When Inhouse moved its design studio to a quiet pocket of bush in Birkenhead, Tāmaki Makaurau, a garden was top of mind.

Home Maker

When Inhouse moved its design studio to a quiet pocket of bush in Birkenhead, Tāmaki Makaurau, a garden was top of mind.

We had been working in semi-industrial buildings for 20 years, all devoid of outdoor spaces. So, when we decided to relocate from our Britomart studio to the calm sanctuary of leafy Birkenhead Point, having outside areas and a garden to tend was hugely appealing. When we discovered a humble 60s two-storey structure nestled into the edge of Le Roys Bush, we saw the opportunity to combine our twin loves of design and the New Zealand landscape. Both the house and garden were in a sorry state, but both had the potential to be great. 

The garden had three distinct zones: the rear garden, a steep slope leading into Le Roys bush dominated by an impressive tōtara, but surrounded by an equally impressive amount of noxious weeds from gargantuan wild ginger to the invasive tradescantia; the upper garden and entrance was flatter land and home to a mangey kikuyu lawn; the third garden space was a crib wall that the staircase from the street runs parallel to: a dry, rocky wasteland home to an array of pest species. We had a blank canvas in desperate need of some love.

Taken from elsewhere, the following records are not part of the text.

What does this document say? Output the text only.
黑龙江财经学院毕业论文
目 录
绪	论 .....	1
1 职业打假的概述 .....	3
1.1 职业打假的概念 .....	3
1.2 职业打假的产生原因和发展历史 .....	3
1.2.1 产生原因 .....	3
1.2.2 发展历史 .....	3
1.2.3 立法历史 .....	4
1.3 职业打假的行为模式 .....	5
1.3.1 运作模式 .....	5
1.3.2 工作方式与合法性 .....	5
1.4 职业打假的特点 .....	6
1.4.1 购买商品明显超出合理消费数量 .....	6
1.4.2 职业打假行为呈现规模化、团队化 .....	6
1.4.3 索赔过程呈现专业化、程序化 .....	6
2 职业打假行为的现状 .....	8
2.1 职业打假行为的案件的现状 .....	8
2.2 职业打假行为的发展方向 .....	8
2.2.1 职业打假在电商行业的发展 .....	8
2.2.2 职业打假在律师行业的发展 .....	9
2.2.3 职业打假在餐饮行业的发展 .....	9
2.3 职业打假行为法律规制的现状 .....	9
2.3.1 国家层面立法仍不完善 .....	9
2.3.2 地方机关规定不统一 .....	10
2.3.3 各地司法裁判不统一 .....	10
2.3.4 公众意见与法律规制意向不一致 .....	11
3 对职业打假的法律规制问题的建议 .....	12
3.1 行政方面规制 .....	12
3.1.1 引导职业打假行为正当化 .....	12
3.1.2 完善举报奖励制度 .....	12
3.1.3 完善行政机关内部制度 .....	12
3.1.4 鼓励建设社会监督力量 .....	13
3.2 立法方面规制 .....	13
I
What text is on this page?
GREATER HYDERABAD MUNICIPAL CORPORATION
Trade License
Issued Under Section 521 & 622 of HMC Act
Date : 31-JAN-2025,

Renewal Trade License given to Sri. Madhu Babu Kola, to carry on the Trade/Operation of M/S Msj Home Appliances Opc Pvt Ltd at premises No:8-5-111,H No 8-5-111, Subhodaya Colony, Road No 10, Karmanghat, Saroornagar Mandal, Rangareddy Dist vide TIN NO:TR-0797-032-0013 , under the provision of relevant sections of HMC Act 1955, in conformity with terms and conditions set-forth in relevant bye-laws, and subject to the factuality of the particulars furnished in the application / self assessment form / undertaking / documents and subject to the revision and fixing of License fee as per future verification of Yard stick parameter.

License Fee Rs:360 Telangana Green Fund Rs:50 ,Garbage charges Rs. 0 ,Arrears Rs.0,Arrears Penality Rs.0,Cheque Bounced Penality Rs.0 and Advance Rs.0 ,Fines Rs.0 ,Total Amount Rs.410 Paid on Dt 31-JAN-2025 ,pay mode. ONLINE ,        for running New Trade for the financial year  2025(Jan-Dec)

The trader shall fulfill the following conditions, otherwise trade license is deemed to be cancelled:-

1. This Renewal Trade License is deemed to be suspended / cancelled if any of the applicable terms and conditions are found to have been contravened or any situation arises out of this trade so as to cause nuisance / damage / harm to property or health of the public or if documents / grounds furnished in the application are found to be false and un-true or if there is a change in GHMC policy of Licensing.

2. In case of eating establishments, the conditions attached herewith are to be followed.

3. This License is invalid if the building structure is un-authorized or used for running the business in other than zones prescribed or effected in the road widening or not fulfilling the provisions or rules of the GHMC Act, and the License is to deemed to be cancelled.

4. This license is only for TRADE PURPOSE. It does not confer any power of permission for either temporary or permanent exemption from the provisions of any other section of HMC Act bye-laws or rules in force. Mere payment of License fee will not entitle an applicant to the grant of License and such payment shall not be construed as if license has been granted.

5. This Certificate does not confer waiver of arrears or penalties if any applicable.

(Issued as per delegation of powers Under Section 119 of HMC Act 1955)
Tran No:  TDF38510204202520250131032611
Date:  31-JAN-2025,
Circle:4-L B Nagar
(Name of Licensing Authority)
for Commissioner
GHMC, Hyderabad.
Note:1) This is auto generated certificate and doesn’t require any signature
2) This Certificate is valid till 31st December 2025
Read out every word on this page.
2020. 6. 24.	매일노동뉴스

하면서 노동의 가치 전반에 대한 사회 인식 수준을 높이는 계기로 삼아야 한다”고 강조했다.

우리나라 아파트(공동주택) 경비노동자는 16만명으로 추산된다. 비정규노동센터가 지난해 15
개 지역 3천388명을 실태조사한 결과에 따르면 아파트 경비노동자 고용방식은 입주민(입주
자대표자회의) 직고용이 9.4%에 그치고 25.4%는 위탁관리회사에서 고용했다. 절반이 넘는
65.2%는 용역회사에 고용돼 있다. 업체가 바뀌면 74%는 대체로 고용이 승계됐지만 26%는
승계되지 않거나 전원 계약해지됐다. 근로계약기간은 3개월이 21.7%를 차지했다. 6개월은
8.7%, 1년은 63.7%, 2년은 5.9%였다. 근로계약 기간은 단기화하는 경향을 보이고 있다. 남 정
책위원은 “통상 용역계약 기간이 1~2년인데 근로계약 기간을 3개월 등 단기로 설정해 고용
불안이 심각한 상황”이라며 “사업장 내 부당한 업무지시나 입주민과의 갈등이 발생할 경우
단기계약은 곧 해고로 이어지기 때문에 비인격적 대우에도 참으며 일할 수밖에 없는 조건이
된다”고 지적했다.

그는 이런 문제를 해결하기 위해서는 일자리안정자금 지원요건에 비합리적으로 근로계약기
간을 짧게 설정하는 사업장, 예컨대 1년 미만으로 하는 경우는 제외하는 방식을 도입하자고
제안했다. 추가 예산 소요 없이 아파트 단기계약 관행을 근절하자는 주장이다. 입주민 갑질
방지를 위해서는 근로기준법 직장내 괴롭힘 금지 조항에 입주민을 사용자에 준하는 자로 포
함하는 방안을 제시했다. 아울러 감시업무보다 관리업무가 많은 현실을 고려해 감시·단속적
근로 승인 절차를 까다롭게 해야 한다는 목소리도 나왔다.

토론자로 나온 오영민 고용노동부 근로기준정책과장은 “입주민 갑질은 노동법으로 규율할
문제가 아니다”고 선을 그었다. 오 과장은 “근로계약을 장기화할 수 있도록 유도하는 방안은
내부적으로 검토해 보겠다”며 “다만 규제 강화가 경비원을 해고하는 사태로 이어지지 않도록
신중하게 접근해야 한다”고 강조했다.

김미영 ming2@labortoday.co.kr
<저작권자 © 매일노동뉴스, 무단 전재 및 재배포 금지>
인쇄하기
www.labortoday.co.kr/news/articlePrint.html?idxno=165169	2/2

When we moved in, in 2017, we were quickly adopted by the local community group, Beyond the Fence, spearheaded by the saintly Linda Tisch. They were instrumental in securing council funding to assist with weed eradication and supplying locally sourced plants from the Kaipatiki Project. The lower garden is primarily a re-wilding project – the land is too steep to use, so the plan is to regenerate it back to bush. Kahikatea, taraire, tanekaha, mānuka, ponga, and nikau palms take hold on the slope. 

The plan for the upper entrance garden was to be a more manicured affair. We had recently returned from a trip to Tokyo and took inspiration from the gardens we visited there, particularly the Nezu Museum Gyōen and the impressive Odawara Art Foundation, a short bullet train ride from central Tokyo. We wanted to recreate our version, using New Zealand native flora. Creating a sense of arrival was always an ambition — a contemplative stroll from top gate to front door. You first engage with the crib wall at eye level, now filled with natives, including Muehlenbeckia axillaris, dripping blue Pimelea prostrata, and new favourite Peperomia blanda with tendril-like flowers that have an almost aquatic, coral-like quality. 

At the bottom of the new stairway is a formal sculpture designed and built by friend Adam Ellis to house a northern rātā, which sends roots south and will eventually engulf the sculpture and create a free-standing tripod. From here, you tip-toe over set stones surrounded by native flora, all featuring miniature foliage reminiscent of a Japanese garden; the wildly divaricating Muehlenbeckia astonii, various coprosma, a black beech tree. The desired effect is that you’re in a state of calm by the time you are through the studio door.